Reversed and remanded for further proceedings consistent herewith.

. The district judge found that when Buise was transferred, he was informed that his job assignment would be as librarian, not as writ writer. At the oral argument we were informed that defendants had agreed not to argue below that the restrictions on Buise’s activity were proper on the ground that Buise had accepted those restrictions as conditions for a preferred transfer. Therefore the district court made no findings of fact on whether the transfer was conditional and we need not consider the legal sufficiency of any condition as a justification for defendants’ conduct.

. Although defendants hint that plaintiff also was transferred because of his psychological inaptitude as librarian (Br. 4), the amended findings of fact by the district court do not include that factor as a basis for the transfer. In fact, the district court found that plaintiff “performed his duties in the library adequately.” Amended Finding No. 25.

. It is not clear why plaintiff did not also request injunctive and declaratory relief as to the inmate council and writ room.

. Instead, the district court found that Buise completed his work as librarian “early enough to allow free time.” Amended Finding No. 26.

. See Ind.Code 33-1-7-2.

. See Amended Finding of Fact No. 19. To the extent that Finding 19 implies that the Public Defender responds to each request, it is unsupported by the record.

. There is no compelling need to allow Buise to recover the inmates’ damages since in light of this opinion and its recognition of a constitutional violation it may not be difficult for the other inmates to obtain legal representation to vindicate their access rights.

. The state argues that the transfer was not a punishment because the prison officials deemed it to be administrative rather than punitive. While it may be true that some transfers conceivably might not serve as a penalty for participation in protected conduct, the test for whether a transfer is sufficiently punitive would not be whether the prison officials deemed it punitive. Rather it would be an inquiry into, among other things, the relative conditions in the institutions and the harms of dislocation itself, and how the inmate perceived them. See United States v. Montayne, 505 F.2d 977, 981-982 (2d Cir. 1974), reversed on other grounds, 427 U.S. 236, 96 S.Ct. 2543, 49 L.Ed.2d 466, on remand, 547 F.2d 188, 191 (2d Cir. 1976).

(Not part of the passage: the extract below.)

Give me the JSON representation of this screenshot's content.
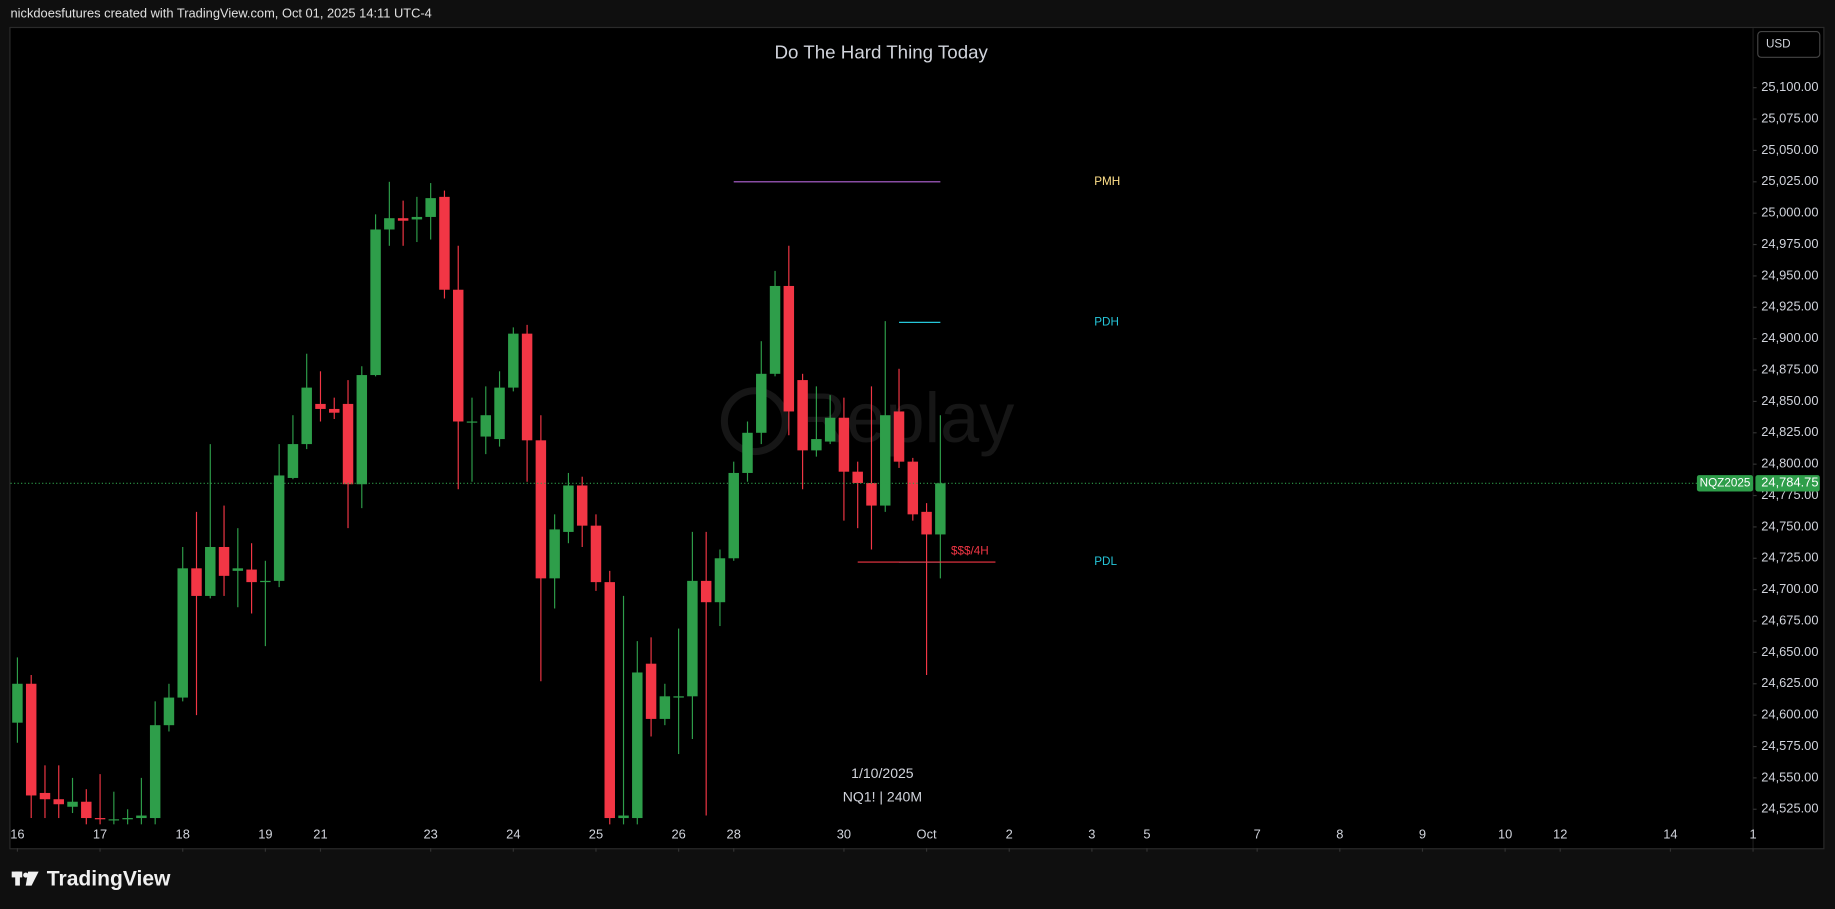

Here it is undisputed as Buise testified (Tr. 26-30) that the conditions at the Indiana State Prison were considerably less attractive than those at the State Farm, so that his transfer penalized his exercise of legal activities in that it caused him to be placed in less desirable surroundings.

. It is evident from Johnson v. Avery, 393 U.S. 483, 89 S.Ct. 747, 21 L.Ed.2d 718, that absent special circumstances or alternate means of court access, the mere fact that a jailhouse lawyer is not schooled in the law cannot in itself justify prohibiting his consulting with other inmates on legal matters. See Cross v. Powers, 328 F.Supp. 899, 904 n. 3 (W.D.Wis. 1971).

. In particular, for instance, the court should determine whether the justifications for restrictions on writ writing suggested in Justice White’s dissent in Johnson v. Avery, 393 U.S. 483, 499-500, 502, 89 S.Ct. 747, 21 L.Ed.2d 718, are applicable in the apparently non-violent atmosphere of the State Farm.

. We therefore need imply no position on whether a writ room is required under Johnson v. Avery, 393 U.S. 483, 89 S.Ct. 747, 21 L.Ed.2d 718.

. Damages were not awarded in Knell because “the issue of whether a temporary denial [of access to the courts] could be effectuated for a fixed and limited duration in response to *233violations of prison regulations in the interests of institutional safety and security was not foreclosed” by prior judicial precedents. 522 F.2d at 727.

. For example, in Navarette the Court stated the standard by quoting from Wood v. Strickland, 420 U.S. 308, 322, 95 S.Ct. 992, 43 L.Ed.2d 214, to the effect that “he will not be shielded from liability if he acts ‘with such disregard of the [plaintiffs] clearly established constitutional rights that his action cannot reasonably be characterized as being in good faith.” 434 U.S. at 562, 98 S.Ct. at 860.